Alexey Menschikov
Lembro como se fosse ontem a
primeira vez que pedi socorro a eles. O ano era 1999 e a ligação no meio da
noite se deu graças a um incidente doméstico: a primogênita, então com dois
anos, quis por à prova a proibição de mexer no ferro de passar roupa e acabou
aos prantos com uma queimadura nos dedos que marejou meus olhos tão logo bati a
vista nas bolhas.
Sem dinheiro ou cartão em mãos,
não contei peteca nem pudores. Peguei o velho telefone, disquei para a farmácia
perto de casa e expus ao atendente a frágil situação: precisava do remédio, mas
só podia pagar no dia seguinte.
Dez minutos depois, chegava o
motoqueiro com o pacote que selaria o mais longo e verdadeiro de meus casamentos
– pois o que é um casamento, ou um bom casamento, para ser mais exata, senão
uma mistura de confiança, afeto e companheirismo?
Posso afirmar, ainda que seja
obrigada a contabilizar os anos nos quais estive ausente, que lá se vão quase
duas décadas de bom relacionamento.
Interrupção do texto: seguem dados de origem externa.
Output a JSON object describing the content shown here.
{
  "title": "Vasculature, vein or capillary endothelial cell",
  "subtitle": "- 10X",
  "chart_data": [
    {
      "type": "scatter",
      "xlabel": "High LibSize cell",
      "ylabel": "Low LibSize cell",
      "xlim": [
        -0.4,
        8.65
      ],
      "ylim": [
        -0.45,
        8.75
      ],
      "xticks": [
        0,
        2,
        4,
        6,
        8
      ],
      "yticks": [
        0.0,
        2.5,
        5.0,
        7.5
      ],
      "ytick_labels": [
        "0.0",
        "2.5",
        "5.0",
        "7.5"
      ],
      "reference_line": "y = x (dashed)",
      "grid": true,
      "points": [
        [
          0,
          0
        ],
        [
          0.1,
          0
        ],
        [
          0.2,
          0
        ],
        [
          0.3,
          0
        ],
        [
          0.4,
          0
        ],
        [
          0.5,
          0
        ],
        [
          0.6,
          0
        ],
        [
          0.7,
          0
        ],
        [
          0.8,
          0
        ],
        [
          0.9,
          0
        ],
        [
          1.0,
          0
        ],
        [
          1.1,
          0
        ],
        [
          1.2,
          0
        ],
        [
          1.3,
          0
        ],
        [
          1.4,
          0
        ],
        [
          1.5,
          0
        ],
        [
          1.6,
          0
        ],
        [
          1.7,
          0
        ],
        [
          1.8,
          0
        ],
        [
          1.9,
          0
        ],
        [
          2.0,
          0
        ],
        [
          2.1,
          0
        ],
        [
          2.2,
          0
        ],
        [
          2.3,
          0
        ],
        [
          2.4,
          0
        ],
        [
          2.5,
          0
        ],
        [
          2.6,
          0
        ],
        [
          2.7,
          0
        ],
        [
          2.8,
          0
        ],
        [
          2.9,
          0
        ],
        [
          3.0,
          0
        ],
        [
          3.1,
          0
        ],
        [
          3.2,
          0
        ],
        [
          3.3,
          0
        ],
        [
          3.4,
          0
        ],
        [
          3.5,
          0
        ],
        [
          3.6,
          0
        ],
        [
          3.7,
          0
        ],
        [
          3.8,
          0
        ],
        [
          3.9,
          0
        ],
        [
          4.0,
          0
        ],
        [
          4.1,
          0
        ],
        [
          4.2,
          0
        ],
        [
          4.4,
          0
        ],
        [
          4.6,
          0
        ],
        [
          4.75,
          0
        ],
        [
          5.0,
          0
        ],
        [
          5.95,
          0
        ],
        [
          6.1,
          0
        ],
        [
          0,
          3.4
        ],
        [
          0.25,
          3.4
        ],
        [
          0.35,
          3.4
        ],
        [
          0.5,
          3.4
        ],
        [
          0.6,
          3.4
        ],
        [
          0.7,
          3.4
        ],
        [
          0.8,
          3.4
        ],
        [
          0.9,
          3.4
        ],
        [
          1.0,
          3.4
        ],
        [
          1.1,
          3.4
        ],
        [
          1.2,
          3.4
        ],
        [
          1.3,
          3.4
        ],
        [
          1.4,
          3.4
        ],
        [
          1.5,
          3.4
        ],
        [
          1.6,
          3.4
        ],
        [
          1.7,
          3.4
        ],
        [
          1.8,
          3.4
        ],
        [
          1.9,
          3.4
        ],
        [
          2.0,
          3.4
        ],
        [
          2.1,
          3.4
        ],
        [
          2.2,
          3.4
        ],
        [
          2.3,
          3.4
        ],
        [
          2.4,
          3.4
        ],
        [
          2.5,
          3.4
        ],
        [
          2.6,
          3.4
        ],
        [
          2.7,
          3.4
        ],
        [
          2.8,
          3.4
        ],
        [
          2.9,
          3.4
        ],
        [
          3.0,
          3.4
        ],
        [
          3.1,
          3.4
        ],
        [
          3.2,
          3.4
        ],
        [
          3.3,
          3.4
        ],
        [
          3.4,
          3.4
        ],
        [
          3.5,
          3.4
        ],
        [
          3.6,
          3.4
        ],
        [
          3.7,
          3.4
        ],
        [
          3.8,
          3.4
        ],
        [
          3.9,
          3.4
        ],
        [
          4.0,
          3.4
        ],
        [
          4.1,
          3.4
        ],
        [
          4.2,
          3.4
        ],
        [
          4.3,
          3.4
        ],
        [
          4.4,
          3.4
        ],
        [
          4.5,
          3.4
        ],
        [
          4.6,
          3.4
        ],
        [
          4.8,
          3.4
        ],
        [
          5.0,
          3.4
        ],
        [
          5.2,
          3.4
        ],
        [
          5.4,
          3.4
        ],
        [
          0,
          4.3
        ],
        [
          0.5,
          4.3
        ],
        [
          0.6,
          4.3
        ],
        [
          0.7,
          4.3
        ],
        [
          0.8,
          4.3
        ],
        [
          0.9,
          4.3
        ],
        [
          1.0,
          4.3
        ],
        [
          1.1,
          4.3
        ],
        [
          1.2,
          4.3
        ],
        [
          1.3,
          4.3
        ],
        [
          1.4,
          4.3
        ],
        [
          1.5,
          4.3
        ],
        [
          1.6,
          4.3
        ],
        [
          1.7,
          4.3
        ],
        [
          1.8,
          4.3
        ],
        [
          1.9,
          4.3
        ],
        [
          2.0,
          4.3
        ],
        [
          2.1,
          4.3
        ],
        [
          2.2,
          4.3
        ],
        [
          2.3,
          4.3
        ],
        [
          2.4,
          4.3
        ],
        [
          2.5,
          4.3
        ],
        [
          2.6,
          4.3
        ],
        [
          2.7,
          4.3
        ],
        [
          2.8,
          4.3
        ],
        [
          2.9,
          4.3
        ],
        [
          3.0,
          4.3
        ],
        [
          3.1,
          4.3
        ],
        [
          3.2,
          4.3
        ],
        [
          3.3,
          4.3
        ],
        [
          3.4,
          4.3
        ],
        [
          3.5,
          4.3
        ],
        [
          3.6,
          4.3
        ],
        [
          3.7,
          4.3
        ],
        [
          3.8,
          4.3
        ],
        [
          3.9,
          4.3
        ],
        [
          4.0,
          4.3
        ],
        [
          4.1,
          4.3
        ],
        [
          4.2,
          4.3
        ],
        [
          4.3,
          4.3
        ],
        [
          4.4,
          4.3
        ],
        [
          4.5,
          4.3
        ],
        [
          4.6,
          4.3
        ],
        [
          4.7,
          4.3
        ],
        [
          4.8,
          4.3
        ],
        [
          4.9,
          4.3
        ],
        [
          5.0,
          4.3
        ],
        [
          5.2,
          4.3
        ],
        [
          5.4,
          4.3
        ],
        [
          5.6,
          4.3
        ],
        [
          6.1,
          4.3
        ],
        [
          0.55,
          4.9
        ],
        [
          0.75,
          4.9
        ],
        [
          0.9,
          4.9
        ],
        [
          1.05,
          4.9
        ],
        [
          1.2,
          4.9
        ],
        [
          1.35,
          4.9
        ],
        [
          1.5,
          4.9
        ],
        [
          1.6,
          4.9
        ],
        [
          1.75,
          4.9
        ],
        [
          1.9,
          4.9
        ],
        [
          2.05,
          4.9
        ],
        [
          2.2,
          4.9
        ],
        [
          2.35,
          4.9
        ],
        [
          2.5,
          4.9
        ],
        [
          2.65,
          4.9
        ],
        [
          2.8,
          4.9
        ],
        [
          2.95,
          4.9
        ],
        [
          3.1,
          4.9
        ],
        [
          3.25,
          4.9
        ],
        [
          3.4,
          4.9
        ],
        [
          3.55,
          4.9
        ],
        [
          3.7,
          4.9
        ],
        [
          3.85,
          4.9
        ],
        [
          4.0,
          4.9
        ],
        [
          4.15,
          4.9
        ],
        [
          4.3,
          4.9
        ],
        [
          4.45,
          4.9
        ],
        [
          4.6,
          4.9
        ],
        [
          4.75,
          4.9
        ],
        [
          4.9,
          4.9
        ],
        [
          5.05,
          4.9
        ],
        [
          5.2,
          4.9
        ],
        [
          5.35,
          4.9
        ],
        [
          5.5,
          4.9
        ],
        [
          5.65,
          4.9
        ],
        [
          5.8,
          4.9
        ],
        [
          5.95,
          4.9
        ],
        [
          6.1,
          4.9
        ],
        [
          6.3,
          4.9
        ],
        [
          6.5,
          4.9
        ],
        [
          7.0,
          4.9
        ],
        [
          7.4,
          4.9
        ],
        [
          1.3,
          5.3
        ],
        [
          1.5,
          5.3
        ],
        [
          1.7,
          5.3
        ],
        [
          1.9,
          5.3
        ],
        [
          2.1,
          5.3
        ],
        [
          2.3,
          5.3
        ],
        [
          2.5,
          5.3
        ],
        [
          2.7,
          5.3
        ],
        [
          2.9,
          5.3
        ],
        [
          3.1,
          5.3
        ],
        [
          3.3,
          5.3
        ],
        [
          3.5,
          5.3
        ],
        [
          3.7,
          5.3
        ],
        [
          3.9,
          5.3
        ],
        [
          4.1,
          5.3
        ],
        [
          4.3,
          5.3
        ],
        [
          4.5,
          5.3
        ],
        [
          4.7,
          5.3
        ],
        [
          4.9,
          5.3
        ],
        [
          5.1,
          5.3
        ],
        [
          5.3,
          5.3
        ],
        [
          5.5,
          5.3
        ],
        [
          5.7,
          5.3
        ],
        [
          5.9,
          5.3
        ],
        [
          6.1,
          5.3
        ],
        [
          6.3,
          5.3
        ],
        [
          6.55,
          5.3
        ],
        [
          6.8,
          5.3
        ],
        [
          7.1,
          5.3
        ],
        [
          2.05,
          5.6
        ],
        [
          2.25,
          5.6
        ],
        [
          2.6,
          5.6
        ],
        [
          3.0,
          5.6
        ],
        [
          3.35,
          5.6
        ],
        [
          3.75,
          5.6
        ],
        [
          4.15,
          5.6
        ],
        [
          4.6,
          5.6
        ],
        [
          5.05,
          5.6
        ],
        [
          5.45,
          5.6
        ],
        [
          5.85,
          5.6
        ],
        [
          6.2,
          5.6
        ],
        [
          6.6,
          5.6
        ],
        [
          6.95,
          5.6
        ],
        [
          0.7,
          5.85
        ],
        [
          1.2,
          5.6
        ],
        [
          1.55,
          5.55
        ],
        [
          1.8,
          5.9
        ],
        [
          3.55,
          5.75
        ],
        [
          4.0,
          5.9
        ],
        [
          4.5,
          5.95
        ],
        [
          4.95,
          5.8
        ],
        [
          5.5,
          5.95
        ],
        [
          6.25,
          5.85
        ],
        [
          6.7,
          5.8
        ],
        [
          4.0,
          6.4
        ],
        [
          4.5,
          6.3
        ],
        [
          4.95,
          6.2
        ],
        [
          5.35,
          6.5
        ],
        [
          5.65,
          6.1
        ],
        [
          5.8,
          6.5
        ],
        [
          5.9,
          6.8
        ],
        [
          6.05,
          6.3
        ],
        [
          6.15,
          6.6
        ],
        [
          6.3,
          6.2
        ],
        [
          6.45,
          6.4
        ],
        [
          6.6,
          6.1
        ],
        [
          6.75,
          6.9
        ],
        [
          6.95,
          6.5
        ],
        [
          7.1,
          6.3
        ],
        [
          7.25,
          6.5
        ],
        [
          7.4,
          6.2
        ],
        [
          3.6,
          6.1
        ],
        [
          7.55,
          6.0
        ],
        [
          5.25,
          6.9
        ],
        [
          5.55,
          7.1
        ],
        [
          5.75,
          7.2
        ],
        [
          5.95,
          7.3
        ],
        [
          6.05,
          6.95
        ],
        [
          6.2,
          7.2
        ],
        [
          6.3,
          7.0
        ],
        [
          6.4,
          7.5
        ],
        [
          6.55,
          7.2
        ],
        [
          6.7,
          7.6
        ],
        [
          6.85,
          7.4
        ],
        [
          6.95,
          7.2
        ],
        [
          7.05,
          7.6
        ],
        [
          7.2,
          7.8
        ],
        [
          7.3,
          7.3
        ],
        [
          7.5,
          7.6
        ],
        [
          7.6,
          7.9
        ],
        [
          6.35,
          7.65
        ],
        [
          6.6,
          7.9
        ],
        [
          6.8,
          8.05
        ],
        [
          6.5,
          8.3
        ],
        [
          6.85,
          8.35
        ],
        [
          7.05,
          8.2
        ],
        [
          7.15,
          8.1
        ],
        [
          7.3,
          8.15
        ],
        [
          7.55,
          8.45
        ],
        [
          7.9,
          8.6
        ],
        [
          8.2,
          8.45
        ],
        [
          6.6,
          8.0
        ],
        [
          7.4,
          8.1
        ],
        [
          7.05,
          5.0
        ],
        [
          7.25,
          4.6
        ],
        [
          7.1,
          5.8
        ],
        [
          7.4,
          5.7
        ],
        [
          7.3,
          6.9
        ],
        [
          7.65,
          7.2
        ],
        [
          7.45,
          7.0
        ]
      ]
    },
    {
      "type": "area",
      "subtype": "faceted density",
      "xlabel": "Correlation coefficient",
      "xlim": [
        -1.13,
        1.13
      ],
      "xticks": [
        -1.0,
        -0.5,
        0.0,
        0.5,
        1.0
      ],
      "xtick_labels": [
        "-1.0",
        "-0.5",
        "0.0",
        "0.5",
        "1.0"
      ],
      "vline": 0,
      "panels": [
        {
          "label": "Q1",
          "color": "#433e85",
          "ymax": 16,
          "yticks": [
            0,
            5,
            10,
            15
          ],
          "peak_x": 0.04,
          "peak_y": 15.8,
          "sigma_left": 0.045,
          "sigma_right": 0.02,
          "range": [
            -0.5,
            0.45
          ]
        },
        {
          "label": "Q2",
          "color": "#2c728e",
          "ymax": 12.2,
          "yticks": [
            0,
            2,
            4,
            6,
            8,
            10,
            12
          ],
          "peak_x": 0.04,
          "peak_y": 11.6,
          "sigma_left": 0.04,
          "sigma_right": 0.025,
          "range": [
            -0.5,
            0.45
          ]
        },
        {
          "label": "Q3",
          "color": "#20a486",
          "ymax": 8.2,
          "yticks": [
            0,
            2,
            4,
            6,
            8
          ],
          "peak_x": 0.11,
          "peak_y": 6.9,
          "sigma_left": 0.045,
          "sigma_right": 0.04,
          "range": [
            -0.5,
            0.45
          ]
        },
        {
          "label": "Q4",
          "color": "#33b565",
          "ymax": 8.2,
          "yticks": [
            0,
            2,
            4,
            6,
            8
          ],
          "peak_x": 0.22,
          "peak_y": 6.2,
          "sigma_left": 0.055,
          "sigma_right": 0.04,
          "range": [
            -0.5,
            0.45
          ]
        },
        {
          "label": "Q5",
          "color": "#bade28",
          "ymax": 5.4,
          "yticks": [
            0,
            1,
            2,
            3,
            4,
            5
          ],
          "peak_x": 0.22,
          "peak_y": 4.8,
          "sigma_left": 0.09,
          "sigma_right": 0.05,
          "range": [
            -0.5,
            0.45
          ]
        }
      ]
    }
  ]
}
Primeiro, com os donos do negócio –Olivaldo
e Walter. E logo depois, com o seu João.
Ele, o seu João, acompanhou
praticamente todas as minhas enxaquecas, algumas ressacas e, seguramente, os
casamentos desfeitos. Também soube dos vermes, dos resfriados, das infecções de
amígdalas e ouvido de minhas pequenas. E das vezes que para suportar a tristeza
fui obrigada a engolir tarjas pretas. Seu João soube ainda das diversas mudanças
de casa – uma delas, quando moramos na Estação Experimental, bairro que ficava
relativamente afastado da farmácia, mas que de todo modo era lá que me faziam
as entregas.
De 1999 até hoje, nos mudamos três
vezes de cidade. E para minha alegria, todo retorno eu descobria que não apenas
o seu João, mas também a minha conta continuavam no mesmo lugar! Lembro que em
uma dessas mudanças, meu pai me telefonou preocupado querendo saber se eu tinha
deixado alguma dívida com os companheiros da farmácia: “Eles me ligaram
perguntando por você, então eu disse que estava bem, morando agora em
Florianópolis”, contou-me na ocasião.
A verdade é que eu não tinha
deixado para trás dívida financeira com a farmácia. Mas tenho consciência de
que se fosse obrigada a dimensionar em valores de moeda corrente o quanto
recebi deles, a história seria outra.
Semana passada fez dois meses que
voltamos para a terrinha. As filhas não são mais crianças, as enxaquecas diminuíram
consideravelmente, e como até agora nenhuma de nós apanhou um resfriado, ainda
não precisei ir à farmácia.
Isso, claro, não me deixa
tranquila. Pois há em mim uma
necessidade de reencontrar o povo de lá. Dias desses passei de noite, perguntei
por seu João e pelo Olivaldo, um dos donos, mas não dei sorte de encontrá-los. O
que foi uma pena, pois queria dizer-lhes que apesar das grandes redes de
farmácia que começam a pipocar na cidade, eu continuo fiel àqueles que sempre
me acompanharam.
Aliás, farei uma confissão sobre essas
grandes redes: elas me enchem de nostalgia. Pese o fato da variedade, e mesmo
do preço competitivo, me soam como lugares inóspitos. Uma espécie de templo à cordial
impessoalidade: entrar nelas é como estar em qualquer farmácia de uma grande
cidade, onde muito provavelmente não se encontram nem um Olivaldo e nem um seu
João para nos salvar de pequenas misérias do cotidiano.